Throughout this collection, Evans touches on themes of injustice, forgiveness, history (a character’s personal history as well as a nation’s history), freedom and identity, grief, loss, fear, failed relationships, and human connection.

Most of the time, the novellas felt too short for the depth of story Evans was trying to convey. However, after every story, I was left pondering and rethinking the themes in the story. 


Some of the short stories just kind of ended and I wanted just a few more answers than the open ending left, but that’s more of a personal preference. 
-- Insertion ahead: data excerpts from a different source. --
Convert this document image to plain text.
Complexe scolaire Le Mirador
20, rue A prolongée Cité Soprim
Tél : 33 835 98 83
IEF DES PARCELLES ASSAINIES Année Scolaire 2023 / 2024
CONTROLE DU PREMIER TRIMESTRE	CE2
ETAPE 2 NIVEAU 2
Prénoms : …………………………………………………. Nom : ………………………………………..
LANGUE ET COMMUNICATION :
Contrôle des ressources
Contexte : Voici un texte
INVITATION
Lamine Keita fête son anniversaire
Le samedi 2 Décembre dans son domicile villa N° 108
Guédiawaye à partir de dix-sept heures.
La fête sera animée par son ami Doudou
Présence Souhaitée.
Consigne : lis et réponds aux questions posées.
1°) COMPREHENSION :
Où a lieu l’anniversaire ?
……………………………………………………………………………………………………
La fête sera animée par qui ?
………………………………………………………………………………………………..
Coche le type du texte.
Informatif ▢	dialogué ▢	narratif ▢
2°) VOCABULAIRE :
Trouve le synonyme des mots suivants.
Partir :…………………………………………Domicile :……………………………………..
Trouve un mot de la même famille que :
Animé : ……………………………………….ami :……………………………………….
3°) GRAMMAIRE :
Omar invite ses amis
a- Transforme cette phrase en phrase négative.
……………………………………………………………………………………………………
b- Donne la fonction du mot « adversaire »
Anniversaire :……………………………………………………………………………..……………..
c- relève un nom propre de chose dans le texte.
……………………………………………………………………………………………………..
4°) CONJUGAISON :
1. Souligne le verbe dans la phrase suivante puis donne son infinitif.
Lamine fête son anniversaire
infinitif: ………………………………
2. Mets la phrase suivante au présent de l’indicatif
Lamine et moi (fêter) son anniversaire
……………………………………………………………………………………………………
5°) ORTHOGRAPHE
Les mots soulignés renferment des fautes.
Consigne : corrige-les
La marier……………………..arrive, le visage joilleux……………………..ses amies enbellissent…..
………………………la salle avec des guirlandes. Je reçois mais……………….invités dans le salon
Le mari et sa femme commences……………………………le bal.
I enjoyed all the short stories; however, there were a few that stood out. 

  • Alcatraz
    • A biracial woman takes up her grandfather’s case of getting his dishonorable discharge changed. He is sent to Alcatraz for an accidental discharge of the weapon that killed two soldiers. This story is not only about the grandfather but also about legacy and identity. Both the grandfather and granddaughter get lost in the mission to correct the wrong and lose part of themselves. The granddaughter has to deal with it more because she is a biracial (half-black; half-white) woman in a white family that doesn’t accept her, only her grandparents. 
  • Boys Go to Jupiter
    • A white college student, Claire, is labeled racist after her sort-of-boyfriend posts a photo of her wearing a Confederate bikini. Rather than apologize or even acknowledge what this flag truly symbolizes. Claire makes matters much worse. The reader comes to learn more about Claire’s background and why she is being contrarian and has apathetic behavior. culpability, and grief.
  • The Office of Historical Correctness
    • The titular novella follows two Black women who have never been on easy terms. Having lost touch after college they both end up working at the Institute for Public History where they are tasked with correcting historical inaccuracies/mistakes. Oftentimes they are correcting America’s colonial and racist past. The two women have very different approaches and their search for the truth behind this man’s death soon sparks the anger of the white ‘preservationists’.

There are so many things to love about this collection: Evans’ focus on women and the thorny relationships they can have with one another, the wry humor that underlines these stories. Evans captured diverse and nuanced emotions so effortlessly. This is a fantastic collection and you should definitely give it a try. 

If you read the collection of short stories, which one(s) were your favorite?